Commemorating its 20th Anniversary, the Kihara Institute for Biological Research has sponsored the 2nd Wheat Genetics Symposium (Japan) on April 8-9, 1962, under the auspices of the National Institute of Genetics. 54 wheat specialists from 24 different institutions attended the symposium. Dr. H. KIHARA, the general chairman, pointed out the following accomplishments, as epoc - making events in wheat genetics; (1) discovery of the right chromosome numbers, (2) completion of the genome analysis, (3) discovery of D - genome species and the synthesis of 6x wheat, (4) establishment of the aneuploid series, and (5) discovery of the most probable progenitor of B - genome species. He asked all attendants to make use of this occasion for exchanging and creating new ideas in order to promote wheat genetics and, especially, to prepare for the 2nd International Wheat Genetics Symposium held in 1963.

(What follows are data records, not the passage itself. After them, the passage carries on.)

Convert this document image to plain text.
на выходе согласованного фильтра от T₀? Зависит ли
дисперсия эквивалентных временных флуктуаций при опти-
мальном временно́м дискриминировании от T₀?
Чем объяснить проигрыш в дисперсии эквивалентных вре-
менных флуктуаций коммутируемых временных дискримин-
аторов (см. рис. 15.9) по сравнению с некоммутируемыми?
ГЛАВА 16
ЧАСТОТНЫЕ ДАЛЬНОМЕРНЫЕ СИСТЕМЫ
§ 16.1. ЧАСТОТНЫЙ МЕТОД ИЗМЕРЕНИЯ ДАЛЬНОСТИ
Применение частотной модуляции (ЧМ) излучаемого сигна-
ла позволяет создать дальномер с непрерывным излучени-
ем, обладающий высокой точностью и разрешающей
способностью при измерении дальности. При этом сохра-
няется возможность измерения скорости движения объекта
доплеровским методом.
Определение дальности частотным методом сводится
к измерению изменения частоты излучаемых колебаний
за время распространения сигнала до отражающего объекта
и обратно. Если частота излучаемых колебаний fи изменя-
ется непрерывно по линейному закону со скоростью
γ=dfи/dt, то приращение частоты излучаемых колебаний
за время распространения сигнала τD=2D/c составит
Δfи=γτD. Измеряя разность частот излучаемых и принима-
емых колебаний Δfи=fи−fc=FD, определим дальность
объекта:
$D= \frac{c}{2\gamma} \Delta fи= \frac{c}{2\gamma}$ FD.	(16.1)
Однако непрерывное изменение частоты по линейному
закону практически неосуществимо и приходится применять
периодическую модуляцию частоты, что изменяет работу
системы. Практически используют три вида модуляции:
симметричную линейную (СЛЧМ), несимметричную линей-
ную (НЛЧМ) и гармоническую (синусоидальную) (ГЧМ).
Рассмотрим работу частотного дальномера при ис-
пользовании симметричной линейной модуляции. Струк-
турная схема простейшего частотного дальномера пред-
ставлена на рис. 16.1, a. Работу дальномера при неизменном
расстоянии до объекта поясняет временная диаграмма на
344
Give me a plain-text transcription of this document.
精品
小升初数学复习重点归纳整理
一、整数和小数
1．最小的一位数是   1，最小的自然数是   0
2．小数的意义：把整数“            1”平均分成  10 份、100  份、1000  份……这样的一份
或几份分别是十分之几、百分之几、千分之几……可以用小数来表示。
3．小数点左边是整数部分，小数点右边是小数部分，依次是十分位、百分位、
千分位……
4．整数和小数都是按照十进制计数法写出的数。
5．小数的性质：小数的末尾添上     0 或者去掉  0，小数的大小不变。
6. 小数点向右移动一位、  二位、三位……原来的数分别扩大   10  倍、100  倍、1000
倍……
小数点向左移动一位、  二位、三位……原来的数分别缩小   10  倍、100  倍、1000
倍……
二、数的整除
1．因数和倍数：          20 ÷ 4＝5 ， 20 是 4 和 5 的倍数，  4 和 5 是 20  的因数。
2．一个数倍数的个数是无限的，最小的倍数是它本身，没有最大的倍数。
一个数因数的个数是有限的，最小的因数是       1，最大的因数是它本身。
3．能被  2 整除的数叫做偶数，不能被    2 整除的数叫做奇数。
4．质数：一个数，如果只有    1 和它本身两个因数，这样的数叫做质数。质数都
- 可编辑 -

Biochemical mechanism of pollen abortion and other alterations in cytoplasmic male-sterile wheat

H. FUKASAWA

Biological Institute, Faculty of Science, Kobe University, Japan

In the male - sterile strain, already described, plants with 14 bivalents from Triticum durum and one extra - chromosome from ovata genome (abbreviation, 14II + 1I - plant) produce good pollen grains, showing nearly normal pollen - fertility, like that of normal fertile durum plants. Accordingly, all 14 - or 15- chromosome pollen grains are functional, irrespective of the presence or absence of an extra - chromosome. Therefore, it may be said that the extra - chromosome exerts its effect only in the sporophyte - not in the male - gametophyte. Further, male - sterile durum plants grown in a glass - house in winter give much smaller anthers than in the field in a normal season. From these findings, it is considered that the cytoplasmic effect on pollen degeneration exists also in the sporophyte including the tapetum, in the first place, --- not in the gametophyte, although GABELMAN (1949) described in his study of cytoplasmic partial male - sterility in maize that a cytoplasmic particle exerts its effect only in the developing gametophyte. Thus, it is assumed in male - sterile wheat that some nutritive substances of microspores fail to be produced in the vegetative tissue or that no transmission from the tapetum to microspores takes place in the anthers (FUKASAWA 1959).